Taijuan Walker #0 of the Toronto Blue Jays (Photo by Bryan M. Bennett/Getty Images)
Taijuan Walker #0 of the Toronto Blue Jays (Photo by Bryan M. Bennett/Getty Images) /

2. Yanks Must Get Revenge on Pitchers They Passed On

Taijuan Walker could’ve been pitching for the Yankees this week. He’s not.

In many ways, this 2020 season diverged when the Blue Jays decided to all-caps GO FOR IT at the trade deadline, while the Yankees decided to sit back and wait for the calvary to return.

Toronto added Jonathan Villar, Robbie Ray and — perhaps most importantly — Taijuan Walker, thought to be a Bronx Bombers target on a one-year deal. Instead, he went elsewhere in the division. At the time, it felt like it really mattered.

Walker’s start against the Yanks last week lasted only four innings, and featured five walks and myriad control issues, but it still resulted in a victory, further frustrating a fan base in the doldrums. This week, whether it matters in the grand scheme of things or not, it would be a big confidence boost to hang a loss on the man who could’ve worn pinstripes.

And, not for nothing, but the Yanks have now tattooed Hyun-Jin Ryu, the Jays’ expensive offseason addition, the last two times they’ve faced him, ruining his ERA title chances in 2019 at Dodger Stadium. Last week, thanks to the bullpen’s incompetence, they failed to hang a loss on him, though, and this time, they don’t get another crack at him. New York needs to prove they can hit the other Jays starters, too, and it begins with Walker, who flirted with disaster last week.

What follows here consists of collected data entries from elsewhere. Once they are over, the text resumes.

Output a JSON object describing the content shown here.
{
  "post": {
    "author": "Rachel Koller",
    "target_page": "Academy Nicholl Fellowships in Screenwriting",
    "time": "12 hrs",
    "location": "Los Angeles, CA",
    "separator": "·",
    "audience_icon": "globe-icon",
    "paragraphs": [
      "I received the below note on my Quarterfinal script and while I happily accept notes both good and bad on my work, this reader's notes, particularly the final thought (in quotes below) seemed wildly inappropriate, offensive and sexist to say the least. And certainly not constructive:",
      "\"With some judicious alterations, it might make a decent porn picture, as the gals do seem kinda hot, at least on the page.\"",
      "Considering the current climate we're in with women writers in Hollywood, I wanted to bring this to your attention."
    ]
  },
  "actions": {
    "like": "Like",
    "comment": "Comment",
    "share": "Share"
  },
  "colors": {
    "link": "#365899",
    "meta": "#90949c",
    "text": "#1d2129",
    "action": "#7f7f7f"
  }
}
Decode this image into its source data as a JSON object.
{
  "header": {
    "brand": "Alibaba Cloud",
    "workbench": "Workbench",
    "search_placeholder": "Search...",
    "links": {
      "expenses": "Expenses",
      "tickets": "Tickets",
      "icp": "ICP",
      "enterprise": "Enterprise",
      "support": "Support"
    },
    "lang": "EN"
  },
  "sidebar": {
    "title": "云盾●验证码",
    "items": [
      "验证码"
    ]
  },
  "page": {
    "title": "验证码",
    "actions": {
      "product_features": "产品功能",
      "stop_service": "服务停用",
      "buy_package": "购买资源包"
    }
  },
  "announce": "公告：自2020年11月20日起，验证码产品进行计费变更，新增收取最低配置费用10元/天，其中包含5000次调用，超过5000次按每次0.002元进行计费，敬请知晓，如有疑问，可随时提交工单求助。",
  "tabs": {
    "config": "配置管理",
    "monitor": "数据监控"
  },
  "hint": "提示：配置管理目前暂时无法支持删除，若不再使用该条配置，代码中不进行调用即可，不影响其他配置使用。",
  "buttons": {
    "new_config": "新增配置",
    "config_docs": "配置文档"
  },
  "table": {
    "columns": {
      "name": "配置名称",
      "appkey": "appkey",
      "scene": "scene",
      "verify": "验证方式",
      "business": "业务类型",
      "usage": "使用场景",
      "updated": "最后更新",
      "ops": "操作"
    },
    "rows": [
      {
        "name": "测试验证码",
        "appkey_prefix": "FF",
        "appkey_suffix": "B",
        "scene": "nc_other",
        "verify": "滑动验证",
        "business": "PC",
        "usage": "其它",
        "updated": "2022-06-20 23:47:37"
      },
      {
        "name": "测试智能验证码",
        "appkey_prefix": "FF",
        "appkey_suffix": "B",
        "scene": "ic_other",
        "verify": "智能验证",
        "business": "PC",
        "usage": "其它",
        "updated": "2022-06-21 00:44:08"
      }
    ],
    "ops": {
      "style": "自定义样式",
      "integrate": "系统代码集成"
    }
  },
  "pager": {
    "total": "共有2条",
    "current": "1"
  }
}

Thairo Estrada #71 of the New York Yankees (Photo by Bryan M. Bennett/Getty Images)
Thairo Estrada #71 of the New York Yankees (Photo by Bryan M. Bennett/Getty Images) /

1. They Can Punch Back

The Yankees have a chance to punk a team that punked them. Perhaps this time it works?

We’ve discussed this at length in recent weeks, and this bullet point boils down to a mentality shift rather than anything tangible, but the Yankees have the chance to build off their recent momentum and prove they can fight back against a likely playoff opponent.

In 2017, the Astros buried them with 24 curveballs in a row in Game 7, just to prove a point.

In 2018, the Red Sox responded to Aaron Judge’s wayward boombox with a 16-1` beatdown and a Brock Holt cycle in the ALDS.

Earlier this season? Michael Brosseau and the Rays proved that they were the AL East team that was allowed to chirp, and not the other way around.

Now, the Yanks have earned a new rival, and another chance to gain a mental edge on a team they’re tussling with. New York is now the squad that’s gaining and hard charging in the standings, and Toronto could be on the defensive, if the Yanks play their cards right.

This is a prime opportunity to prove that the 6-2 bullpen disaster won’t define this season or this rivalry for the next several years. Game on.